Monday, August 09, 2010

Reading Labels

So much better than Pocky!
A friend of mine has just gone off to Japan with JET, and I find myself reliving the experience vicariously through his blog. His discussion about grocery stores prompted me to head into my local Korean/Japanese grocery store. I love walking around the aisles, trying to figure out what everything is. I swear, the snack aisle alone could keep me occupied for hours. I keep hoping to find my favourite Calbee veggie sticks, but alas, in the last couple of years, I've had no luck. Oh! And Fran. It's like the rich man's Pocky. Their blueberry chocolate flavour was my favourite. One of the things I like about shopping in this store is I really don't know what I'm buying half the time.

When was the last time you went to your Loblaws or Sobey's and said that?

A few months back, I bought some dumplings  that I thought were pork and vegetable, but turned out to be kimchi tofu (and delicious). That's the kind of excitement (and unpredictability) that I miss about shopping in Japan. Believe it or not, being illiterate can have a strange upside. The simple act of grocery shopping was a ridiculous adventure. Overwhelming some days, for sure, but coming back to regular old grocery shopping has remained something of a downer for me. Where's the fun of knowing exactly what you're getting?

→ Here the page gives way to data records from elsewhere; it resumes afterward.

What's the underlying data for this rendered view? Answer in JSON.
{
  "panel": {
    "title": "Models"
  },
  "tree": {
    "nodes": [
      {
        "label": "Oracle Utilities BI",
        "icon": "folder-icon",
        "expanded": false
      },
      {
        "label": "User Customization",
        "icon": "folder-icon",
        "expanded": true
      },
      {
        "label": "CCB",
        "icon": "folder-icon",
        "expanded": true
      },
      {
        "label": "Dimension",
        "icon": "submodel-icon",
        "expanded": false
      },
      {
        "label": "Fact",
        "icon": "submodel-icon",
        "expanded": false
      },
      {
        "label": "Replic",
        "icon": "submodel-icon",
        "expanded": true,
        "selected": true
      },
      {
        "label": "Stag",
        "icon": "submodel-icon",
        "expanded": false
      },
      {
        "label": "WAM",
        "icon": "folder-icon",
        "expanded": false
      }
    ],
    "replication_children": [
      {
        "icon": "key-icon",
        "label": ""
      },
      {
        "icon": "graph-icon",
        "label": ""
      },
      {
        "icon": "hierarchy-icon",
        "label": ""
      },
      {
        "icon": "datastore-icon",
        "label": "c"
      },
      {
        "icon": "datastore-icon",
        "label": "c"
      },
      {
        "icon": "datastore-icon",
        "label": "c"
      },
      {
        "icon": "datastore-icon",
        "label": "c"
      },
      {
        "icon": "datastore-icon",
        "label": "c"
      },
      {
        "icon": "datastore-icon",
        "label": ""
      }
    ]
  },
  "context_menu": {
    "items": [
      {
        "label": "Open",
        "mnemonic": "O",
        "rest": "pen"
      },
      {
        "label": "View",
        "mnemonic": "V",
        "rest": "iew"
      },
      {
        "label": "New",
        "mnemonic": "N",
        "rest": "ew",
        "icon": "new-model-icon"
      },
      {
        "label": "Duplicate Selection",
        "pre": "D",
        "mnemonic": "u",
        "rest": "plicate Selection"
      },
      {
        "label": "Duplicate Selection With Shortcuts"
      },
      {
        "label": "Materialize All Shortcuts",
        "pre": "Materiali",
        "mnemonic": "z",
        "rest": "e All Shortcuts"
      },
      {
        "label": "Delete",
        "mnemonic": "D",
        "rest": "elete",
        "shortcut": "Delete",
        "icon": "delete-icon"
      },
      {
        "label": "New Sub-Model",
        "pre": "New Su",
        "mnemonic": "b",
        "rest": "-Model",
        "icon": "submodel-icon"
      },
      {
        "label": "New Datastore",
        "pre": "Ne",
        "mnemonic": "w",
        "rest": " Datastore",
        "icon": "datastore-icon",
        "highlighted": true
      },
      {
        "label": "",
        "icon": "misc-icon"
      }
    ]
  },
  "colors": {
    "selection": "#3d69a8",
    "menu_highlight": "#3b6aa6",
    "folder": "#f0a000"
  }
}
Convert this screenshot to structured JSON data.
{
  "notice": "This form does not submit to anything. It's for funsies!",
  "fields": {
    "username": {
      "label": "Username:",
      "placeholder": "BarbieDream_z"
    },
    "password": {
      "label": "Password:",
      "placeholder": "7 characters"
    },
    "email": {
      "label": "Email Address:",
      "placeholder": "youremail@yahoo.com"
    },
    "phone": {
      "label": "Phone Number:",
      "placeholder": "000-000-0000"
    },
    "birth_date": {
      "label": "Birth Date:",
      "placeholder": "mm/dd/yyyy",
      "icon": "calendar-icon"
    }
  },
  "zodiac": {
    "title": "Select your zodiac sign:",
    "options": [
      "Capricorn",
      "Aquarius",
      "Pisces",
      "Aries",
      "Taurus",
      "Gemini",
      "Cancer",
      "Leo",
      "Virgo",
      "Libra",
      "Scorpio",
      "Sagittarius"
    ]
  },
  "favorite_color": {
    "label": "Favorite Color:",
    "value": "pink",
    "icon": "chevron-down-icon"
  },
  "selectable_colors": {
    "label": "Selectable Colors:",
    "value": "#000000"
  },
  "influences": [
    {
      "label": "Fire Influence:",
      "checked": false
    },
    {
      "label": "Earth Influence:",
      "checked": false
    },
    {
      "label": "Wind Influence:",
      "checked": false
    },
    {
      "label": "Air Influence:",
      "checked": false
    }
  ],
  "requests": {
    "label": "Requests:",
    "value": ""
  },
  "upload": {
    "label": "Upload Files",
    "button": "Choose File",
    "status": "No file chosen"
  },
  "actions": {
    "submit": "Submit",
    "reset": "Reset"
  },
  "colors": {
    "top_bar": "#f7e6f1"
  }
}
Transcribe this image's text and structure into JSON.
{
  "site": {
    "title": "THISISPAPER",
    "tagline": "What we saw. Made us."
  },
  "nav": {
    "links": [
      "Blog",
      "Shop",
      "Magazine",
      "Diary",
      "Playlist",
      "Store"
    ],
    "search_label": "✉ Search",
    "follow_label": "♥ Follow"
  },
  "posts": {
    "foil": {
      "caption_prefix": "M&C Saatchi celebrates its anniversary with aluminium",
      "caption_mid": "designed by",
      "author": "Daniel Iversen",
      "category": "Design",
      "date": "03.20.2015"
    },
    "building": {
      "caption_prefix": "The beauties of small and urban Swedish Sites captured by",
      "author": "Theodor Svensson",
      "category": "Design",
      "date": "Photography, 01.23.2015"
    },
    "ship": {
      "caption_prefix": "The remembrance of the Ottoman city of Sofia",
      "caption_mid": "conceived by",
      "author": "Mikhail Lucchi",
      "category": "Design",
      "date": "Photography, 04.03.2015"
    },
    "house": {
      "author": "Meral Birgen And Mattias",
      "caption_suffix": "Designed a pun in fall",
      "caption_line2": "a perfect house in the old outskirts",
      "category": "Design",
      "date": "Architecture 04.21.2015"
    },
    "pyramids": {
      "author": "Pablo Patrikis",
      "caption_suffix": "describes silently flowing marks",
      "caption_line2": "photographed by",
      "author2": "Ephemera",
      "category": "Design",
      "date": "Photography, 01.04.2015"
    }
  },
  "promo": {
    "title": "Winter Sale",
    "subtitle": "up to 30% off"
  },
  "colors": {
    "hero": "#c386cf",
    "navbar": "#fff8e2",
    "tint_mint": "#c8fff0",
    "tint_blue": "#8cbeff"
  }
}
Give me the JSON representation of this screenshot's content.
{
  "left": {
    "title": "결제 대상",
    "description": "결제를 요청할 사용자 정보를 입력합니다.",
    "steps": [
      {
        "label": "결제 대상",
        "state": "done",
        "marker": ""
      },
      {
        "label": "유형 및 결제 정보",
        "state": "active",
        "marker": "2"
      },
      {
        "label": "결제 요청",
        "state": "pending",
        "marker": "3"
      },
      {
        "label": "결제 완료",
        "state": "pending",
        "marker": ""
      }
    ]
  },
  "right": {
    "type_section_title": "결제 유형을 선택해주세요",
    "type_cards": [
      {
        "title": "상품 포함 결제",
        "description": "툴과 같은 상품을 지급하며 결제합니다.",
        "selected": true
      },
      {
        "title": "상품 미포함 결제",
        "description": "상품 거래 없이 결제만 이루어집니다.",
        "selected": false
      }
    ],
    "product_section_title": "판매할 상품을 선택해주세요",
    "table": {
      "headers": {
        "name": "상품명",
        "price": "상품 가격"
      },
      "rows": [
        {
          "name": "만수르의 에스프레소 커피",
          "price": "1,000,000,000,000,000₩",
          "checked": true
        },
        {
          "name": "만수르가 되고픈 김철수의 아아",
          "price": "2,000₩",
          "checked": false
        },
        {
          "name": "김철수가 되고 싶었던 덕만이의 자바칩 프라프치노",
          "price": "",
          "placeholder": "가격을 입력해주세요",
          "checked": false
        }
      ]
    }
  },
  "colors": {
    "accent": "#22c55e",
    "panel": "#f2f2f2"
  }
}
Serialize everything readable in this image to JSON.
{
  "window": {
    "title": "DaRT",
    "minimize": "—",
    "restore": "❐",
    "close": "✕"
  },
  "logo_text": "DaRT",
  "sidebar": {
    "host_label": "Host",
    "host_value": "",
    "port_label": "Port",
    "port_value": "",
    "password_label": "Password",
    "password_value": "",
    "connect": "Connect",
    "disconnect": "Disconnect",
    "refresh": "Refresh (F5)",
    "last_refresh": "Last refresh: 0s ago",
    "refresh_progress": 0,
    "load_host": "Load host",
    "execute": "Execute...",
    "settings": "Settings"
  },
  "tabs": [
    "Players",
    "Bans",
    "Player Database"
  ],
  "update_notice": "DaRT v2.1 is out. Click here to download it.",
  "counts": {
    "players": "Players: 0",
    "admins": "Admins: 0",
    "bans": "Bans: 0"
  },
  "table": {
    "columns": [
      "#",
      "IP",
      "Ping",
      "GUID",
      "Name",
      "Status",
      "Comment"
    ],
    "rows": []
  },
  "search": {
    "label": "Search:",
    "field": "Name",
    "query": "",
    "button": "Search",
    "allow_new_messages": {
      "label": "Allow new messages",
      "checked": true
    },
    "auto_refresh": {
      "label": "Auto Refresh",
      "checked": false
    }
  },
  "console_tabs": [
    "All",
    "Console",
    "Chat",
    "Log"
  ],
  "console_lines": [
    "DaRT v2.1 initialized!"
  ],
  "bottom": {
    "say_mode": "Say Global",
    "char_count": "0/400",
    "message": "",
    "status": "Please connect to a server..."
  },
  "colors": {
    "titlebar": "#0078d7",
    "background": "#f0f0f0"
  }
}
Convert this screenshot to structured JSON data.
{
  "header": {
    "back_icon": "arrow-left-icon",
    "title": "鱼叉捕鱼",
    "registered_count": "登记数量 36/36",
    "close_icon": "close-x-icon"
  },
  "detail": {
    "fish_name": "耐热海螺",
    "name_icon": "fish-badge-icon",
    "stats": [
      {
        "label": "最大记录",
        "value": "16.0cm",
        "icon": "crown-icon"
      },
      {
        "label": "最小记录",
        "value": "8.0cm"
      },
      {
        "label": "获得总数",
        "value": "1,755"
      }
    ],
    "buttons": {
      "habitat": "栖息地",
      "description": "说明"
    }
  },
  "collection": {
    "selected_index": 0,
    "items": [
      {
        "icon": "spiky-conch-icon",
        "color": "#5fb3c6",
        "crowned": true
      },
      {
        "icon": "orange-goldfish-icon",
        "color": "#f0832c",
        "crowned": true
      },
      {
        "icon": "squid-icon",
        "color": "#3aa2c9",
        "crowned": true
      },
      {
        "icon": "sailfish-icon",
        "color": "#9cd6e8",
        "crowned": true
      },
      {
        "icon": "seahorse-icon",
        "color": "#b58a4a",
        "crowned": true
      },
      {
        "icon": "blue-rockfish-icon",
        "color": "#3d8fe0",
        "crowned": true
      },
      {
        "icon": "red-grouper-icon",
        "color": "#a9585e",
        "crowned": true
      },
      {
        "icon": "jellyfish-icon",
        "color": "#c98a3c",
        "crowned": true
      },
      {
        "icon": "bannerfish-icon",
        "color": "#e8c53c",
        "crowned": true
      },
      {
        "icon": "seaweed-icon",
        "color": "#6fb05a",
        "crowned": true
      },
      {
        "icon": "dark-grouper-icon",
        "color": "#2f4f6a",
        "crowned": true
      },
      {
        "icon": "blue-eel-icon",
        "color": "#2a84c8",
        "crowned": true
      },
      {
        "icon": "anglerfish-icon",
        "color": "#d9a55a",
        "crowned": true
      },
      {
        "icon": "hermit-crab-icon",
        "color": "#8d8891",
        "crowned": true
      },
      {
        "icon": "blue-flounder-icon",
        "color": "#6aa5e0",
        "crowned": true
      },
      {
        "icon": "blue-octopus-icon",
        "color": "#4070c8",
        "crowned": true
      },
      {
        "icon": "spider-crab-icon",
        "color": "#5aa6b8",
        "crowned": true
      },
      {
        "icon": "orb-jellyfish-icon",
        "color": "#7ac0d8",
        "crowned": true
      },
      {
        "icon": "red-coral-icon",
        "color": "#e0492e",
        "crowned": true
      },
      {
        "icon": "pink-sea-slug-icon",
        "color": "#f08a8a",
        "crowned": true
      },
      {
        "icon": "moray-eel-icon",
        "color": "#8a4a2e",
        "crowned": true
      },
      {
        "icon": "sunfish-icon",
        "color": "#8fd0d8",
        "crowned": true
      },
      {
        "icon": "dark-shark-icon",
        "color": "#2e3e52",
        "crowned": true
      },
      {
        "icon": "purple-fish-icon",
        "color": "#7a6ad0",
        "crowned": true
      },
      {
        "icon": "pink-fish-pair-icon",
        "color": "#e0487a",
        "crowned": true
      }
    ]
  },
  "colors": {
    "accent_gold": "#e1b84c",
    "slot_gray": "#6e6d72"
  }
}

We mozied to the last aisle of the store, where I ogled over zojirushi rice cookers (WANT), and decided to pick up a few treats: an onigiri (tuna kimchi) for him and a danish with chopped up hotdog (topped with mayo, cheese and nori) for me (nostalgia will cause people to buy the strangest things). We stood around for a bit, trying to decipher the drinks in the refrigerated section, when I saw this gem of translation:

Need I say more?


Keith said...

Being illiterate is the strangest thing ever. I've never felt so clueless before in my life, but it is such an adventure. I try and buy something new each time I go to my local grocery store, to try and broaden my eating horizons. So far, no terrible experiences!

Alyson said...

It's really weird, isn't it? Being illiterate also strangely easy to get used to. It's given me a lot of empathy for those immigrants to Canada who don't learn English.

No unfortunate mayonnaise disguised as cheese encounters yet? I had that twice: a "danish" and some theoretical lasagna. Oh, that was bad. Then I stopped trusting anything that looked like melted cheese!